In the dugout, me and my Chinese takeout.
Don’t take this literally but with every ounce of disregard for actual literacy and authentic Chinese food…. General Tso’s is the SHHHHHIIITTTT!!!
Eh-hemm..Extra wet of course.
Of course I accentuate the smacks after my tastebuds stand up on their toe-tops and attack food sides, food fronts and food backs.
My teeth do the “happy feet,” anxious to kill what’s already been fried, boiled, broiled, baked, grilled, sauted, stewed and skewed in oil to death already; proverbial big little snacks.
My tongue claps-on the roasting light, making things just a little more tender for me to absolutely deeee-vour.
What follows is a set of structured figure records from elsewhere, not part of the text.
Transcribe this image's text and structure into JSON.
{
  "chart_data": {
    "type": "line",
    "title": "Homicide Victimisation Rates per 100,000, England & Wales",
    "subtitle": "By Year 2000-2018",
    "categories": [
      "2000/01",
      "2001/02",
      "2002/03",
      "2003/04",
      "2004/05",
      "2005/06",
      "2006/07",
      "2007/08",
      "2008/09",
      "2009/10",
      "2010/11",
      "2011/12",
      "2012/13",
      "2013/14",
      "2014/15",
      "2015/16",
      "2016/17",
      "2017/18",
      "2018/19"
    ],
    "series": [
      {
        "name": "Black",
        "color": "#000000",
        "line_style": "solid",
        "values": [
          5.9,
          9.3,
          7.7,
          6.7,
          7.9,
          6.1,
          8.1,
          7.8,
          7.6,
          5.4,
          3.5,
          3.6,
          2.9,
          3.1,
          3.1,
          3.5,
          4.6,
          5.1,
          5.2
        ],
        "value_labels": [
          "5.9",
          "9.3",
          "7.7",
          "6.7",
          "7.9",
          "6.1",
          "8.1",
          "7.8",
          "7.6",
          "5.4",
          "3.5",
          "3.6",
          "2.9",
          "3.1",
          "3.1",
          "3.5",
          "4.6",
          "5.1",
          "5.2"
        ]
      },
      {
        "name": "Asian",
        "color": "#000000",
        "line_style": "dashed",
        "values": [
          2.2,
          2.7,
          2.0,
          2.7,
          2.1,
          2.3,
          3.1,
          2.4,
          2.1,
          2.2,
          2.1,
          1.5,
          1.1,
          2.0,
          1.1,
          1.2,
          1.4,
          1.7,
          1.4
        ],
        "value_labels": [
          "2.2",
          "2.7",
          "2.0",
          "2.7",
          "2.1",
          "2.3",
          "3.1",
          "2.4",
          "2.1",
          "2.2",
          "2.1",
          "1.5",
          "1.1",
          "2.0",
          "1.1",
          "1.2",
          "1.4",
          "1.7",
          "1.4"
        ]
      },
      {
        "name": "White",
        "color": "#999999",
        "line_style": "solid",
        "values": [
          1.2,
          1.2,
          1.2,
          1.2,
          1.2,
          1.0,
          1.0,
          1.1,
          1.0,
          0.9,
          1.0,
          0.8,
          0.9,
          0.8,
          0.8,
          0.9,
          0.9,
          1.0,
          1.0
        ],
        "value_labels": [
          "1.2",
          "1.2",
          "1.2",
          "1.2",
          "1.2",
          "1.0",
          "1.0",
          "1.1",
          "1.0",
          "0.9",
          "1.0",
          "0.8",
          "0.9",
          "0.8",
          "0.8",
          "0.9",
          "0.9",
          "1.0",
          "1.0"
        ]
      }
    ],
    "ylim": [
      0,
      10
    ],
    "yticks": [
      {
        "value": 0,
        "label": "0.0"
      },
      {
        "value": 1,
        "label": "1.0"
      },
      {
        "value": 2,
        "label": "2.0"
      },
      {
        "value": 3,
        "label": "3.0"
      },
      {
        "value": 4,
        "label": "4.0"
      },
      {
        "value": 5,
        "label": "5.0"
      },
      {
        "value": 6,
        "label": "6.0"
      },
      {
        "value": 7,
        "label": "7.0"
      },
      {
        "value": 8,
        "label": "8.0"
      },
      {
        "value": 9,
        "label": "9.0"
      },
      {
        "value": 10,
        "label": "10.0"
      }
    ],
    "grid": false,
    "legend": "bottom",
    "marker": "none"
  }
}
I mean under the second like the order clerk on the phone always tells me that my food will be ready in under 10 minutes and delievered in under the hour.
Saliva, sabotaging sections between fused flavors… Frightening nosey unaccustomed bystanders… Taunting my neighboors.
I doubt the cook that made this understands my painful passion to 100-lb curl this fork attached to this extra scrumptious piece to my MOUTH!!!! I trick my brain into assuming every bite as hors d’oeuvres seldom served.
Oooh my stomach and esophagus were once besties but now they’re trait-ors.
There goes a dash of soy sauce to exemplify my liking,
I, Cuisine Viking, stings this fluid of tasty nature to the outter coats of this fine steam rice; and all of her rice-lings…
5 spice, dream come true, in the land of all other spice things!
Its an incredible feeling, peppers kicking my tonsil’s ass, its all I know,
In the world of Chinese food: I love me some General Tso!